Why should we (and Secretary of Defense Gates in particular) be talking about modernizing all elements of the U.S. strategic triad of nuclear-armed submarines, land-based rockets, and bombers if we (President Obama in particular) have a decent chance of negotiating the total elimination — Global Zero — of all of the world’s nuclear arsenal? “All elements of the triad need to be modernized,” Gates said Thursday. “You may have to make some choices there,” he added, even as the services are moving ahead smartly on plans to rebuild all three legs.
Global Zero is only tangentially about saving the hundreds of billions of U.S. dollars on modernization costs that would otherwise be incurred around the 2030 timeframe when the current forces become geriatric. It is mainly about averting a nuclear catastrophe that is increasingly likely unless the nuclear swamp is drained of weapons and bomb-grade materials.
A survey (a few years old) of 85 national security experts polled by Senator Richard Lugar estimate a 20 percent “probability of an attack involving a nuclear explosion occurring somewhere in the world in the next 10 years.”79 percent of the respondents believe “it more likely to be carried out by terrorists” than by a government.
Will nuclear weapons modernization prevent nuclear terrorism?
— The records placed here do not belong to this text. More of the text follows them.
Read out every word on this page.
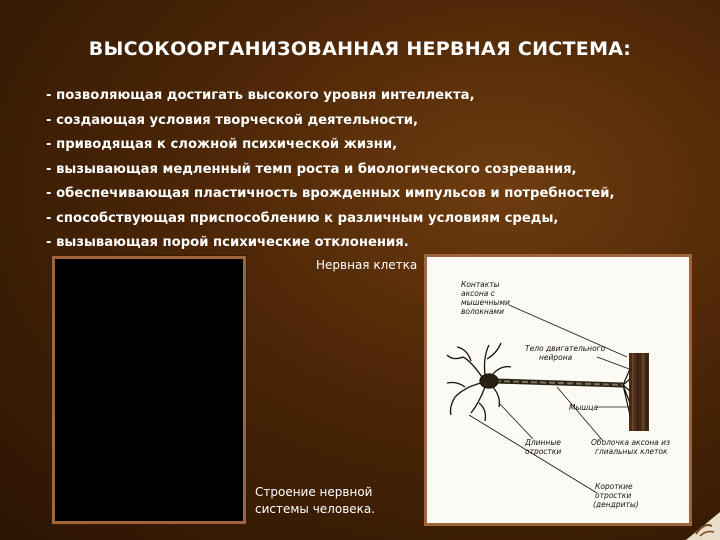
ВЫСОКООРГАНИЗОВАННАЯ НЕРВНАЯ СИСТЕМА:
- позволяющая достигать высокого уровня интеллекта,
- создающая условия творческой деятельности,
- приводящая к сложной психической жизни,
- вызывающая медленный темп роста и биологического созревания,
- обеспечивающая пластичность врожденных импульсов и потребностей,
- способствующая приспособлению к различным условиям среды,
- вызывающая порой психические отклонения.
Нервная клетка
Строение нервной
системы человека.
Контакты
аксона с
мышечными
волокнами
Тело двигательного
нейрона
Мышца
Длинные
отростки
Оболочка аксона из
глиальных клеток
Короткие
отростки
(дендриты)
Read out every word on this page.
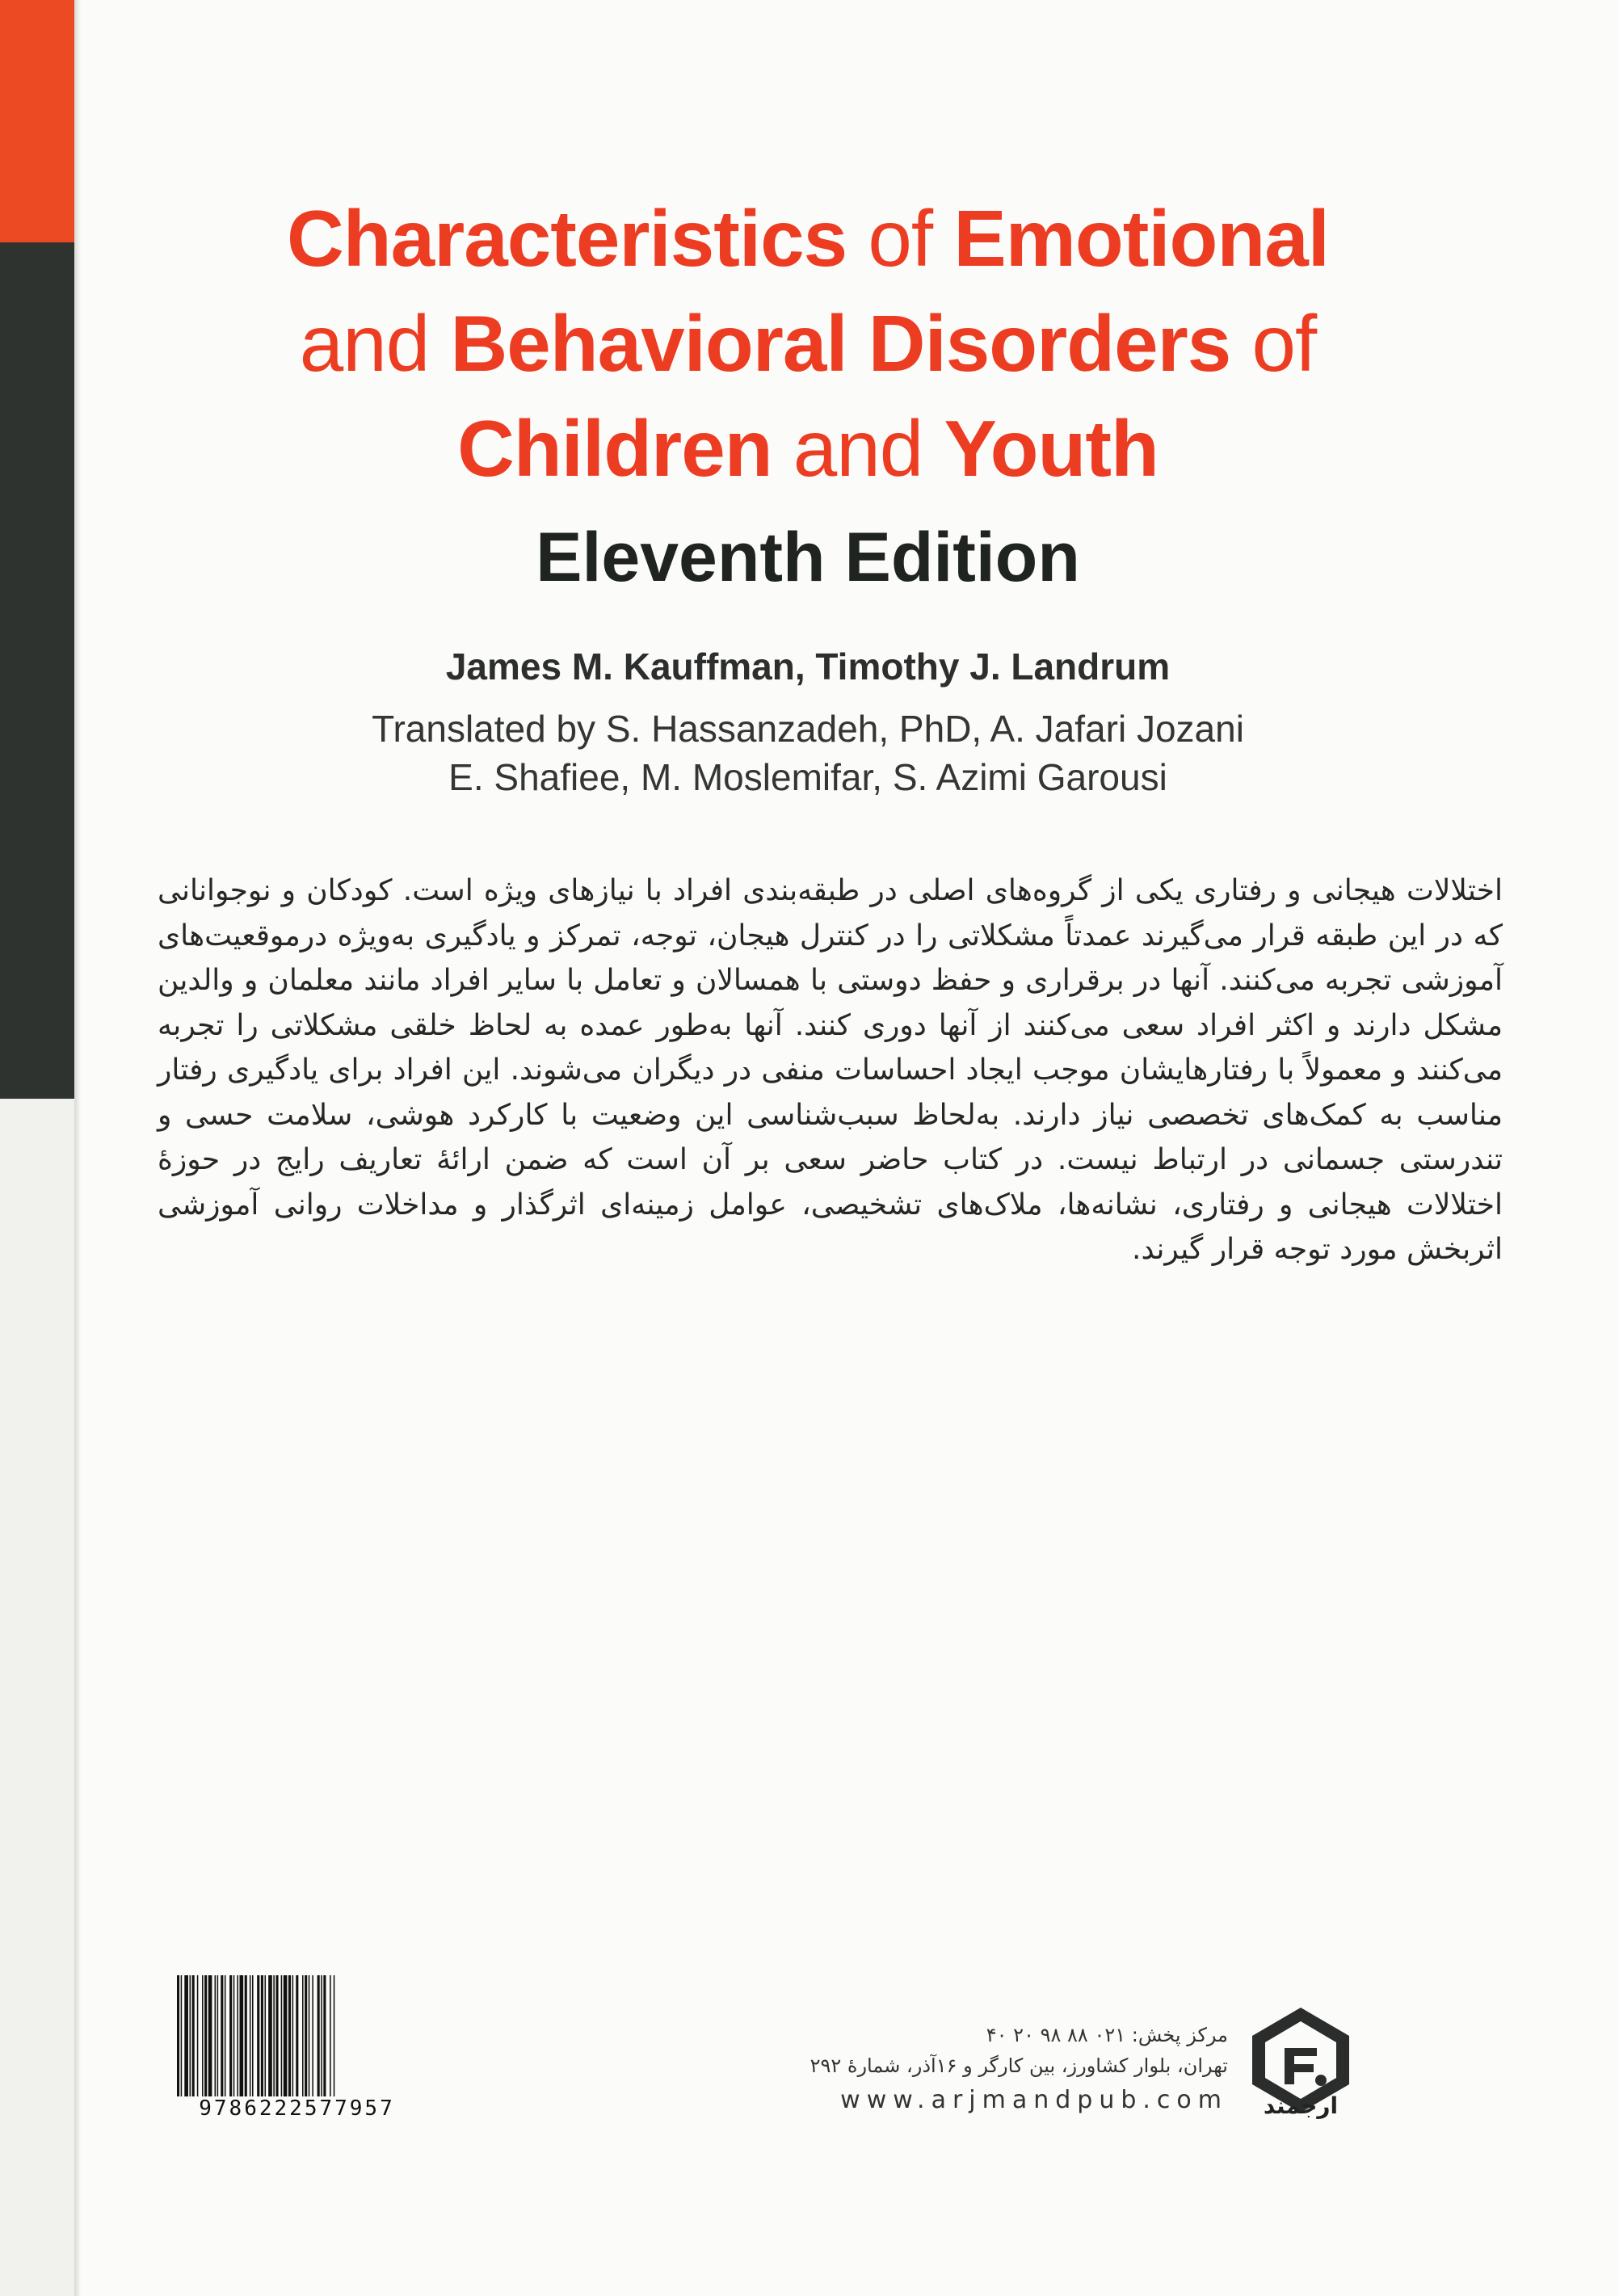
Characteristics of Emotional
and Behavioral Disorders of
Children and Youth
Eleventh Edition
James M. Kauffman, Timothy J. Landrum
Translated by S. Hassanzadeh, PhD, A. Jafari Jozani
E. Shafiee, M. Moslemifar, S. Azimi Garousi
اختلالات هیجانی و رفتاری یکی از گروه‌های اصلی در طبقه‌بندی افراد با نیازهای ویژه است. کودکان و نوجوانانی که در این طبقه قرار می‌گیرند عمدتاً مشکلاتی را در کنترل هیجان، توجه، تمرکز و یادگیری به‌ویژه درموقعیت‌های آموزشی تجربه می‌کنند. آنها در برقراری و حفظ دوستی با همسالان و تعامل با سایر افراد مانند معلمان و والدین مشکل دارند و اکثر افراد سعی می‌کنند از آنها دوری کنند. آنها به‌طور عمده به لحاظ خلقی مشکلاتی را تجربه می‌کنند و معمولاً با رفتارهایشان موجب ایجاد احساسات منفی در دیگران می‌شوند. این افراد برای یادگیری رفتار مناسب به کمک‌های تخصصی نیاز دارند. به‌لحاظ سبب‌شناسی این وضعیت با کارکرد هوشی، سلامت حسی و تندرستی جسمانی در ارتباط نیست. در کتاب حاضر سعی بر آن است که ضمن ارائهٔ تعاریف رایج در حوزهٔ اختلالات هیجانی و رفتاری، نشانه‌ها، ملاک‌های تشخیصی، عوامل زمینه‌ای اثرگذار و مداخلات روانی آموزشی اثربخش مورد توجه قرار گیرند.
9786222577957
مرکز پخش: ۰۲۱ ۸۸ ۹۸ ۲۰ ۴۰
تهران، بلوار کشاورز، بین کارگر و ۱۶آذر، شمارهٔ ۲۹۲
www.arjmandpub.com	ارجمند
No. Will it provide a tool to foil nuclear terrorist plots, or to retaliate to terrorist attacks? No. Will it halt nuclear proliferation? No.
President Obama needs to double down on nuclear elimination, not modernization. Success in negotiating Global Zero would mean pocketing a trillion dollars per decade in savings and putting an end to the threat of nuclear destruction hanging over the world. Success in modernizing nuclear forces would mean wasting money and perpetuating a mushrooming danger.